Lululemon’s stock is at a critical technical juncture ahead of its earnings report, having fallen over 75% from its December 2023 peak of $500. While fundamental challenges like slower sales, increased competition, and leadership changes persist, recent charts show bullish momentum indicators offering a potential near-term buying opportunity. However, a break below the crucial $120 support level, identified via its 2007 IPO VWAP, could lead to a significant downside, potentially to $80, emphasizing the high-stakes nature of the upcoming earnings.
This week, we delve into the "ugliest charts" you might encounter in the market, focusing on a single stock examined across multiple time frames to reveal a challenging picture. The company in question, Lululemon, was once a high-flyer, gaining significant traction through the COVID-19 pandemic before peaking in December 2023. Since its peak, shares have plummeted over 75% from their all-time high of $500, now standing at a crucial technical make-or-break point.
Lululemon shares are currently stretched to their limits and are poised to face a significant test with next week's earnings report. Fundamentally, the company has grappled with decelerating sales and heightened competition, eroding its once-dominant position in the athleisure market. Compounding these issues are concerns over tariffs, inflation, and a series of lowered guidance reports over recent quarters. The company has also faced criticism for a perceived lack of product innovation and is undergoing a leadership transition, with former Nike executive Heidi O'Neill set to take the helm in September, aiming to orchestrate a comeback.
Turning our attention back to the technical charts, the one-year daily chart for Lululemon clearly illustrates a textbook downtrend, characterized by a consistent pattern of lower highs and lower lows. However, an optimistic perspective reveals potential signs of hope from a risk/reward standpoint. Shares have recently rallied from their lows, and momentum indicators like the Relative Strength Index (RSI) and Moving Average Convergence/Divergence (MACD) have both turned bullish, signaling a near-term buying opportunity with potential for upside.
This upside potential, however, appears capped by the declining 50-day moving average at $145. Should the stock manage to surpass this level, a run towards $170 and a major trendline could be in play. Yet, the overarching downtrend has repeatedly been tested and resisted breakage, suggesting caution against fighting the established trend.
For a more ominous view, the 10-year weekly chart paints an even starker picture, revealing an eight-year rounding top formation resting precariously on major support. This critical support level, identified around $120 using an anchored volume-weighted average price (VWAP) dating back to its 2007 IPO, coincides with a consolidation zone from 2018. This is a pivotal area that could potentially hold, but any decisive breach below it could trigger a significant downturn, potentially sending shares cascading to the $80 level.
As we approach next week's earnings, the stock finds itself at a major technical inflection point. From a risk/reward perspective, three scenarios emerge, with two favoring a long position ahead of the report. The most favorable outcome involves the stock holding its current support and rallying towards the longer-term downtrend at $170. Such a rally would likely align with the new CEO's tenure beginning in September, amplifying turnaround speculation.
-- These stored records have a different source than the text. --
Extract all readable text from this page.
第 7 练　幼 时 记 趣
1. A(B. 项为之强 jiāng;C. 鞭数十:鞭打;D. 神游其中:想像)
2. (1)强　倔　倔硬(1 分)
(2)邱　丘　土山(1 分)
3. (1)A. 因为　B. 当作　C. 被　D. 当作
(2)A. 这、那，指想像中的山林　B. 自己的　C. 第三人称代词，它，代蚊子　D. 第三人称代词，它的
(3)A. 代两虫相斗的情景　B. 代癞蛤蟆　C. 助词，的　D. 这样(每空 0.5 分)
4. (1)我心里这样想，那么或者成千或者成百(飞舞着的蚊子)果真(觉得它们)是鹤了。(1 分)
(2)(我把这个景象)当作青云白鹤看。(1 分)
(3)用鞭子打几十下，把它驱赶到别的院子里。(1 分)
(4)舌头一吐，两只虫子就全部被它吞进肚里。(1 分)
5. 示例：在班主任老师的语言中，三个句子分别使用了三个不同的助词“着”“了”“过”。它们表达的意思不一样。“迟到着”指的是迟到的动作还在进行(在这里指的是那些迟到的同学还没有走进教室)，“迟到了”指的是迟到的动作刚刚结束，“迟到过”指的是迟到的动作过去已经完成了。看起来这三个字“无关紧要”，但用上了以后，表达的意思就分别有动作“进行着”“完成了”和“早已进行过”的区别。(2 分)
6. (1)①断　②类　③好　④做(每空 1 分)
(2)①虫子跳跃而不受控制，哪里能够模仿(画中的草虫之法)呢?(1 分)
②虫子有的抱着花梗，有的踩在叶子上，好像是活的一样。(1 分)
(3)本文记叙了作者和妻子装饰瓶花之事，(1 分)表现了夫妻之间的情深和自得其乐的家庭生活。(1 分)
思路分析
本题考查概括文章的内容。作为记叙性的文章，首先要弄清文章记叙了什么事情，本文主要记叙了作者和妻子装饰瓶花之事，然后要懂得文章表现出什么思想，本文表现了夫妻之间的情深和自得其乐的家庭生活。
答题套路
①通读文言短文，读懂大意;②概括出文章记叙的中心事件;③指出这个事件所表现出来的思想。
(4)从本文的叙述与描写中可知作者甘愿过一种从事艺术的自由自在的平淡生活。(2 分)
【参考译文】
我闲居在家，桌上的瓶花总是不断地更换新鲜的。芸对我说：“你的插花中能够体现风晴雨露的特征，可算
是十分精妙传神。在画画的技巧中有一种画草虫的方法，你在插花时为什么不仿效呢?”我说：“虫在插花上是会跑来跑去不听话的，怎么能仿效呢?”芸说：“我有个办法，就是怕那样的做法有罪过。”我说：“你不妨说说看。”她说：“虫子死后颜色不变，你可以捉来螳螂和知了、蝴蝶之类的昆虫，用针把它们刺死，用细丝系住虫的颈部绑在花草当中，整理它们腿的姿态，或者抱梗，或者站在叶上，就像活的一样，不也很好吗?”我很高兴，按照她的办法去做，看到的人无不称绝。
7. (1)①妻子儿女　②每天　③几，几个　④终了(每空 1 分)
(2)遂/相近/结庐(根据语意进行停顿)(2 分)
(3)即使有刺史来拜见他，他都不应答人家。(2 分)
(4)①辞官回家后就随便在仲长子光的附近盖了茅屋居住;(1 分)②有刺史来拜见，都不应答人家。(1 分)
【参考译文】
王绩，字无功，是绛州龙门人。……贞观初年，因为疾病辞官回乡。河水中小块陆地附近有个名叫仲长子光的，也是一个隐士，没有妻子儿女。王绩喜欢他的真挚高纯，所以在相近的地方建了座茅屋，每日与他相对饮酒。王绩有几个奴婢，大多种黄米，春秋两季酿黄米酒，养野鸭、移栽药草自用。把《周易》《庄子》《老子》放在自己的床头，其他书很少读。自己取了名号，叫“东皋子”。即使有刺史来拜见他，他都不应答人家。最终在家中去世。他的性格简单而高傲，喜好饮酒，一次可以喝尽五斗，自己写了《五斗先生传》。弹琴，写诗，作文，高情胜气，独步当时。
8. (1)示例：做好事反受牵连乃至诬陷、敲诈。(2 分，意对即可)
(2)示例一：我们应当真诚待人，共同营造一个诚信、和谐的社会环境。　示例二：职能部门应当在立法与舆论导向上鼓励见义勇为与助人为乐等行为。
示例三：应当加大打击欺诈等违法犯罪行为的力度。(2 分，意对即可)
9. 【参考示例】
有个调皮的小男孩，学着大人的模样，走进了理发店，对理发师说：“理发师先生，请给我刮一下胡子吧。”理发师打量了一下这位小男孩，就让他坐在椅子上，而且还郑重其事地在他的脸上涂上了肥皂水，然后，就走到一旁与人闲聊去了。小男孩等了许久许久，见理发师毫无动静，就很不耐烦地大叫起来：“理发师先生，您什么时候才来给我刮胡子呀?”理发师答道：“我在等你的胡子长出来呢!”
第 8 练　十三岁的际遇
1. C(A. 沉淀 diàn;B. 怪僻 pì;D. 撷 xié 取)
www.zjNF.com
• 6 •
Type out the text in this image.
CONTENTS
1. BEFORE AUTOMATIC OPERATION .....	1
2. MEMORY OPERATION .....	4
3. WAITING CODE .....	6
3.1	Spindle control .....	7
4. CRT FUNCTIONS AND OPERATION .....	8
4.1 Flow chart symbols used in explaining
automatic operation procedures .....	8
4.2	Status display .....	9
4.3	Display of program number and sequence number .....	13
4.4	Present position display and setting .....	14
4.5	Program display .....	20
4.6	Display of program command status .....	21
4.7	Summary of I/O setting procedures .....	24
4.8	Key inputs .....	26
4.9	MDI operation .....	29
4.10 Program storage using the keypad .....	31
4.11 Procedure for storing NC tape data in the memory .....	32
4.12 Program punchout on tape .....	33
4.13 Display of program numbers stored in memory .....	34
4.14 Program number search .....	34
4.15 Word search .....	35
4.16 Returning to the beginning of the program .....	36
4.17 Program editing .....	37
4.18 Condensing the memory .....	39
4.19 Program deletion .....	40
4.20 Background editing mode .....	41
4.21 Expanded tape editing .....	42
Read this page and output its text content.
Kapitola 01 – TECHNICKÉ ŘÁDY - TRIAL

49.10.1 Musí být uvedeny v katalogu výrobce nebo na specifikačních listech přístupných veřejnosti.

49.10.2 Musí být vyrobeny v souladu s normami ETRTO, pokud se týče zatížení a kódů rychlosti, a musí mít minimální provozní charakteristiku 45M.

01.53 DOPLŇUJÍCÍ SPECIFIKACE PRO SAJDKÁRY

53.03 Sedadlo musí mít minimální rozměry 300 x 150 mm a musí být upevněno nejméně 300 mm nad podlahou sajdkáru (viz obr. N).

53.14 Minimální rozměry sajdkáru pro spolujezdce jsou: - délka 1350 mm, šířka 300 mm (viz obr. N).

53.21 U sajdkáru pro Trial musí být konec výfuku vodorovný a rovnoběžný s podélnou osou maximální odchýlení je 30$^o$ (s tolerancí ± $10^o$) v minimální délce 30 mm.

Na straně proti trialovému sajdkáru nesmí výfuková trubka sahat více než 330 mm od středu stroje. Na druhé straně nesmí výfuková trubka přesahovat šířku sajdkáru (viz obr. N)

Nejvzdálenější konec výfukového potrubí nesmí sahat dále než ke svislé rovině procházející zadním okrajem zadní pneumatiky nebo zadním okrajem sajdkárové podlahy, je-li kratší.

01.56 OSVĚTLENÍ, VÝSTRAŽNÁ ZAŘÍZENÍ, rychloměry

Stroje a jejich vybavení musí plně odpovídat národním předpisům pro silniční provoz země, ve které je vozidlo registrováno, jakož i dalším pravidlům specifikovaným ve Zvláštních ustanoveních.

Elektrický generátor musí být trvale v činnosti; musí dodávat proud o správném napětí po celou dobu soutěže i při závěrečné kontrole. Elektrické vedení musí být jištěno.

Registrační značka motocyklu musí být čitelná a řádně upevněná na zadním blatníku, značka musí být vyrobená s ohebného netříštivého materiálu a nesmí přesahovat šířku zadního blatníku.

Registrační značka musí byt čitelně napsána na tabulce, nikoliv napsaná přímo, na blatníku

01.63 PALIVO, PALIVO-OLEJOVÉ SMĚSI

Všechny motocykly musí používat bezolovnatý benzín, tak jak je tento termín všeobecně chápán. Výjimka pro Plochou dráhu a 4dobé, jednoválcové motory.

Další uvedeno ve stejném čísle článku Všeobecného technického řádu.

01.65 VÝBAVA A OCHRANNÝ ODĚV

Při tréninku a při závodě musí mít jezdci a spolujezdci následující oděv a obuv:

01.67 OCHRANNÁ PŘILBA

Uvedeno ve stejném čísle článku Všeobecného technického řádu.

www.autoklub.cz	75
A second scenario sees continued consolidation within the support zone, with a potential upward movement weeks before the subsequent quarterly report, termed a "resting pose with potential to pop." The third and most concerning scenario involves a major breakdown. If shares dip below $121, the stock would be in serious trouble, necessitating a cut of losses due to extreme downside risk. Attempting to time the exact turnaround of a heavily beaten-down stock like Lululemon is inherently challenging. However, for those who believe in the fundamental turnaround story, the impact of the new CEO, and the resilience of these technical support levels, now might present an opportune moment to consider an entry.